REFORMASI telah menegakkan eksistensi dan substansi Keistimewaan DIY melalui proses yang lama dan alot. Baru pada 2012 UUK DIY diterbitkan. Padahal sudah sejak awal reformasi bergulir rakyat Yogya menghendaki legalitas itu. Namun waktu yang lama itu menjadi sebuah proses belajar tersendiri, sebelum akhirnya kita merumuskan Keistimewaan DIY.
Perjalanan sejarah berbangsa dan bernegara sejak 1945 hingga sekarang perlu dimaknai sebagai proses belajar. Wajar jika dalam belajar ada kesalahan dan kegagalan. Wajar pula jika proses belajar itu merupakan proses mencaricari mencoba-coba. Yang mengacaukan adalah masuknya faktor kepentingan di dalam proses belajar itu. Para politisi memanfaatkan setiap kelambanan dan kegagalan dalam proses belajar. Sebagai contoh, awalnya ‘Demokrasi Pancasila’Orde Baru dimaksudkan sebagai koreksi dan revisi pelaksanaan ‘Demokrasi Terpimpin’ Orde Lama. Namun dalam praktik, tak ada reformasi, malahan semakin otoriter. Reformasi 1998 juga digulirkan dengan maksud koreksi dan revisi. Kenyataannya? KKN tetap merebak, belum muncul banyak pemimpin negarawan. Malahan, potensi konflik SARAmeningkat.

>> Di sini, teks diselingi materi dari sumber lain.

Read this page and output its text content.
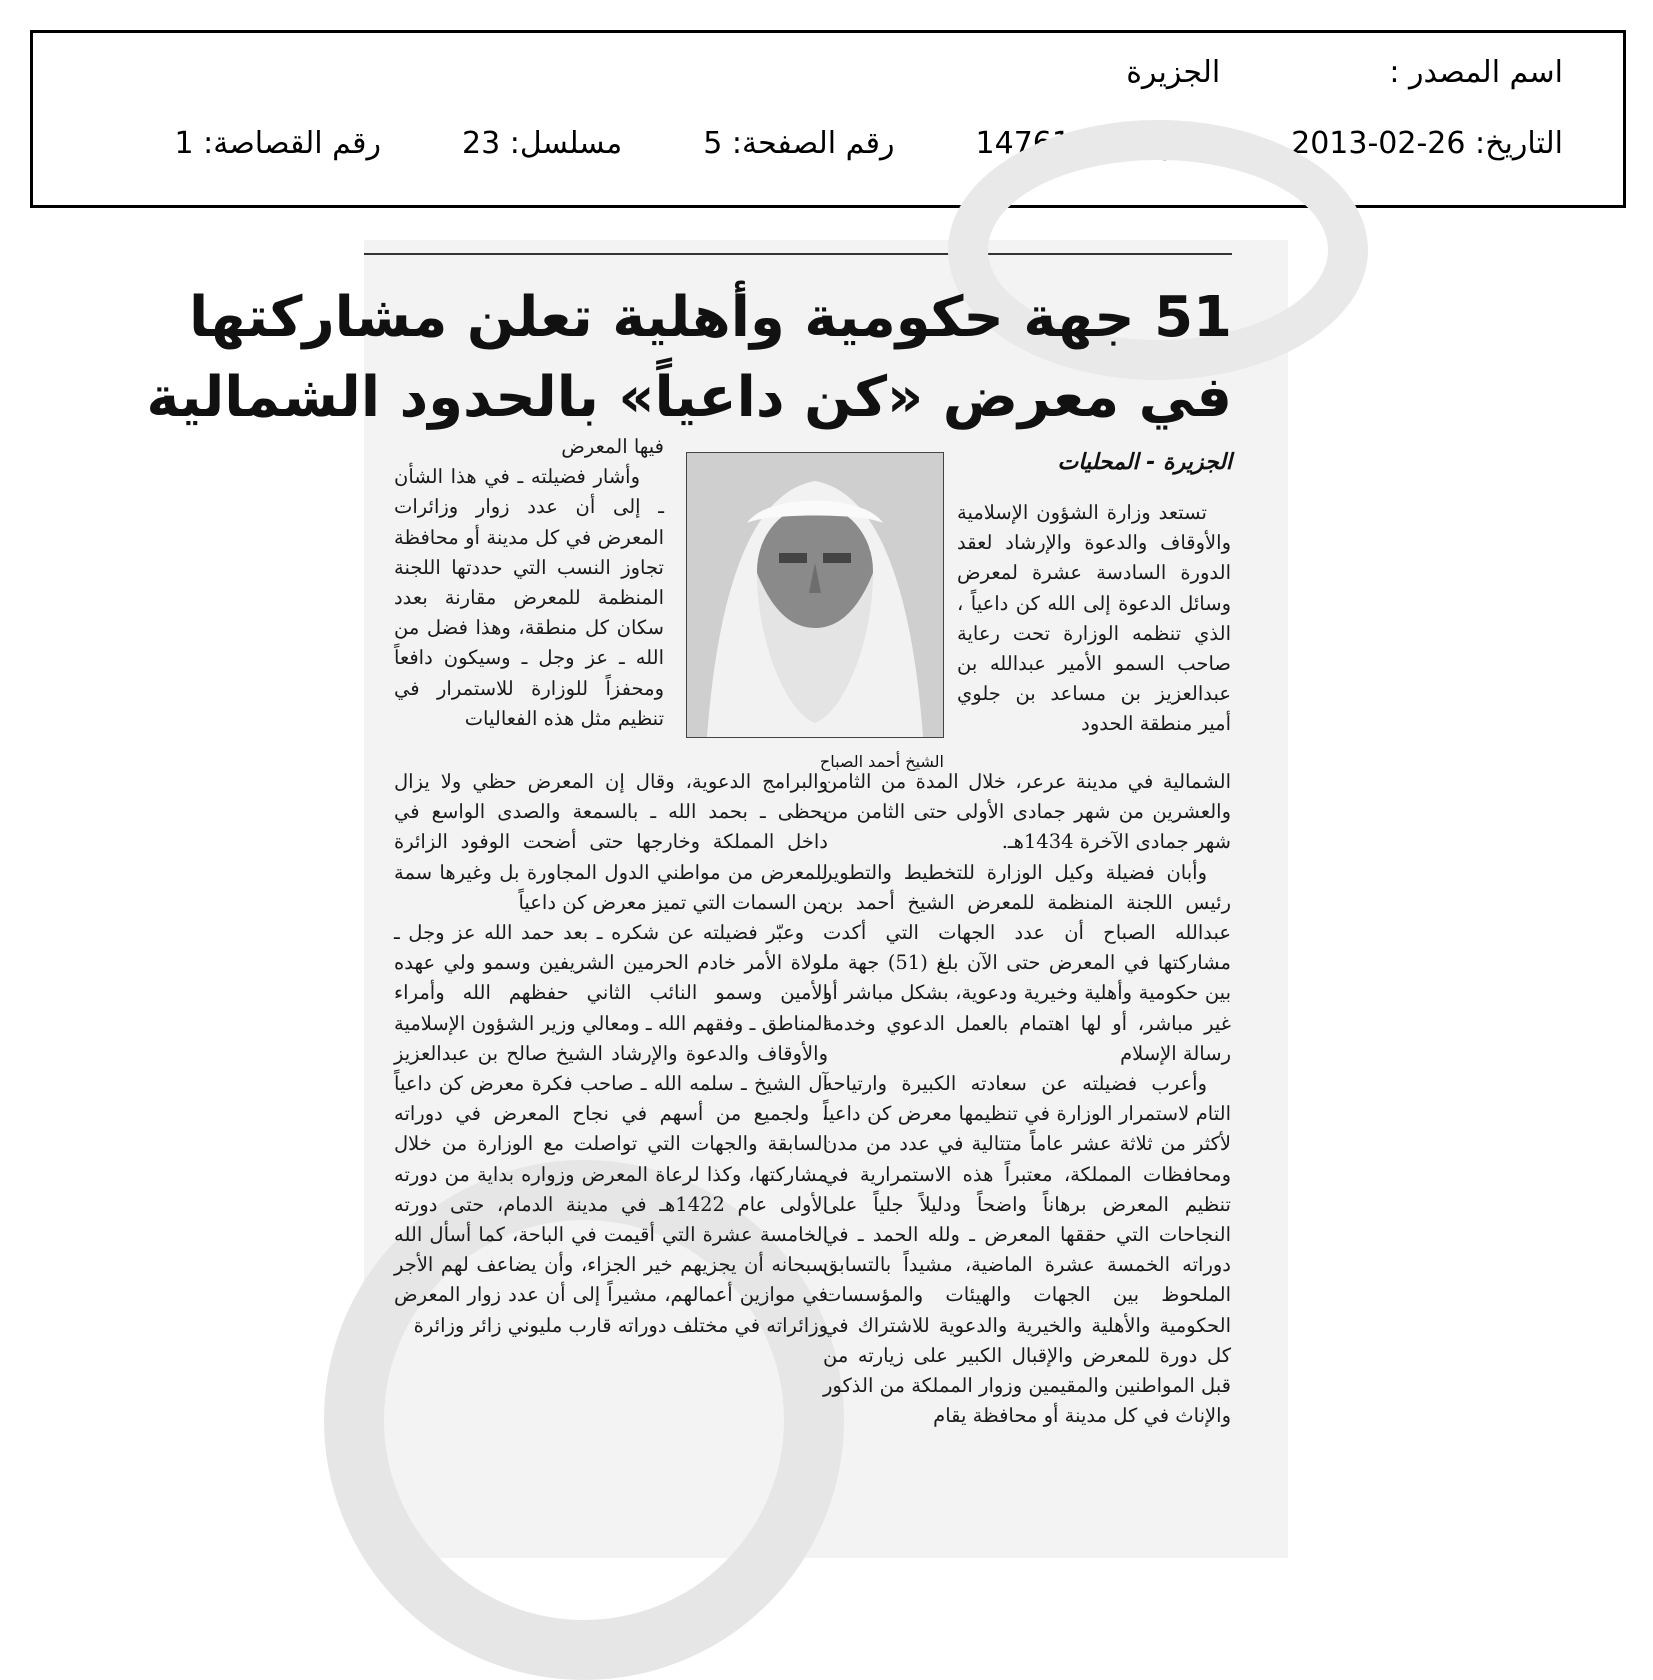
اسم المصدر :  الجزيرة
التاريخ: 2013-02-26   14761  رقم الصفحة: 5  مسلسل: 23  رقم القصاصة: 1
51 جهة حكومية وأهلية تعلن مشاركتها
في معرض «كن داعياً» بالحدود الشمالية
الجزيرة - المحليات
الشيخ أحمد الصباح

تستعد وزارة الشؤون الإسلامية والأوقاف والدعوة والإرشاد لعقد الدورة السادسة عشرة لمعرض وسائل الدعوة إلى الله كن داعياً ، الذي تنظمه الوزارة تحت رعاية صاحب السمو الأمير عبدالله بن عبدالعزيز بن مساعد بن جلوي أمير منطقة الحدود

فيها المعرض

وأشار فضيلته ـ في هذا الشأن ـ إلى أن عدد زوار وزائرات المعرض في كل مدينة أو محافظة تجاوز النسب التي حددتها اللجنة المنظمة للمعرض مقارنة بعدد سكان كل منطقة، وهذا فضل من الله ـ عز وجل ـ وسيكون دافعاً ومحفزاً للوزارة للاستمرار في تنظيم مثل هذه الفعاليات

الشمالية في مدينة عرعر، خلال المدة من الثامن والعشرين من شهر جمادى الأولى حتى الثامن من شهر جمادى الآخرة 1434هـ.

وأبان فضيلة وكيل الوزارة للتخطيط والتطوير رئيس اللجنة المنظمة للمعرض الشيخ أحمد بن عبدالله الصباح أن عدد الجهات التي أكدت مشاركتها في المعرض حتى الآن بلغ (51) جهة ما بين حكومية وأهلية وخيرية ودعوية، بشكل مباشر أو غير مباشر، أو لها اهتمام بالعمل الدعوي وخدمة رسالة الإسلام

وأعرب فضيلته عن سعادته الكبيرة وارتياحه التام لاستمرار الوزارة في تنظيمها معرض كن داعياً لأكثر من ثلاثة عشر عاماً متتالية في عدد من مدن ومحافظات المملكة، معتبراً هذه الاستمرارية في تنظيم المعرض برهاناً واضحاً ودليلاً جلياً على النجاحات التي حققها المعرض ـ ولله الحمد ـ في دوراته الخمسة عشرة الماضية، مشيداً بالتسابق الملحوظ بين الجهات والهيئات والمؤسسات الحكومية والأهلية والخيرية والدعوية للاشتراك في كل دورة للمعرض والإقبال الكبير على زيارته من قبل المواطنين والمقيمين وزوار المملكة من الذكور والإناث في كل مدينة أو محافظة يقام

والبرامج الدعوية، وقال إن المعرض حظي ولا يزال يحظى ـ بحمد الله ـ بالسمعة والصدى الواسع في داخل المملكة وخارجها حتى أضحت الوفود الزائرة للمعرض من مواطني الدول المجاورة بل وغيرها سمة من السمات التي تميز معرض كن داعياً

وعبّر فضيلته عن شكره ـ بعد حمد الله عز وجل ـ لولاة الأمر خادم الحرمين الشريفين وسمو ولي عهده الأمين وسمو النائب الثاني حفظهم الله وأمراء المناطق ـ وفقهم الله ـ ومعالي وزير الشؤون الإسلامية والأوقاف والدعوة والإرشاد الشيخ صالح بن عبدالعزيز آل الشيخ ـ سلمه الله ـ صاحب فكرة معرض كن داعياً ، ولجميع من أسهم في نجاح المعرض في دوراته السابقة والجهات التي تواصلت مع الوزارة من خلال مشاركتها، وكذا لرعاة المعرض وزواره بداية من دورته الأولى عام 1422هـ في مدينة الدمام، حتى دورته الخامسة عشرة التي أقيمت في الباحة، كما أسأل الله سبحانه أن يجزيهم خير الجزاء، وأن يضاعف لهم الأجر في موازين أعمالهم، مشيراً إلى أن عدد زوار المعرض وزائراته في مختلف دوراته قارب مليوني زائر وزائرة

Proses belajar mencakup proses memahami, menganalisa, dan mensintesa. Ambillah contoh dalam penetapan dasar negara. Kita mulai dengan memahami diri sendiri, keunikan, dan kebutuhan bangsa sendiri. Lalu kita saling mencurah gagasan tentang isme-isme dan ideologi-ideologi. Kita menjajaki, mengkaji dan menganalisa beragam kemungkinan dasar negara. Akhirnya, kita melakukan sintesa dengan memadukan berbagai ideologi itu secara komprehensif.
Melahirkan Pancasila
Proses belajar seperti itulah yang melahirkan Pancasila. Dalam sidang Badan Penyelidik Upaya Persiapan Kemerdekaan Indonesia (BPUPKI), founding fathers saling menyampaikan alternatif dasar negara. Lalu pada 1 Juni 1945, Bung Karno melakukan sintesa dengan memadupadankan pandangan itu dalam sebuah ideologi. Pancasila lahir sebagai ideologi komprehensif yang merangkum prinsip religiositas, humanisme (internasionalisme), nasionalisme, demokrasi, dan sosialisme. Dunia pun mengapresiasi cara belajar analisa-sintesa bangsa ini.
UUK DIY juga lahir melalui proses belajar analisis-sintesis yang komprehensif. Terutama pada era Pemerintahan Susilo Bambang Yudhoyono (SBY), curah gagasan terjadi, termasuk di media. Ada yang sangat menekankan demokrasi sehingga tak rela jika di DIY tak ada pemilihan gubernur. Yang lain fanatis dengan kepemimpinan raja dalam sistem monarki Yogya. Sementara itu kalangan cendekiawan mencoba mencari jalan tengah seperti melontarkan alternatif monarki konstitusional untuk DIY.
Perdebatan karena perbedaan pemikiran selama masa penggodokan RUUK DIY kala itu sejatinya berdampak positif. Pertama, membangun mentalitas kritis dan evaluatif. Kedua, menumbuhkan proses belajar analisa-sintesa. Hal itu tampak dalam perumusan tentang tujuan Keistimewaan dalam UUK DIY yang merupakan buah pemikiran yang mensintesakan antara demokrasi dan monarki.
Proses belajar dan pengambilan keputusan merupakan dua hal yang penting. Proses belajar tanpa pengambilan keputusan bisa kontraproduktif. Terlalu banyak analisa sering membuat kita lumpuh. Inilah yang terjadi dalam proses belajar kita tentang dasar negara. Sejak 1945 sampai sekarang sepertinya tidak pernah final. Pancasila, masih ada-ada saja yang melawan, menggoyahkan, menyangkal. Keputusan pemerintahan Jokowi untuk menegakkan Pancasila sebagai satu-satunya asas adalah langkah tepat agar bangsa ini tidak lumpuh.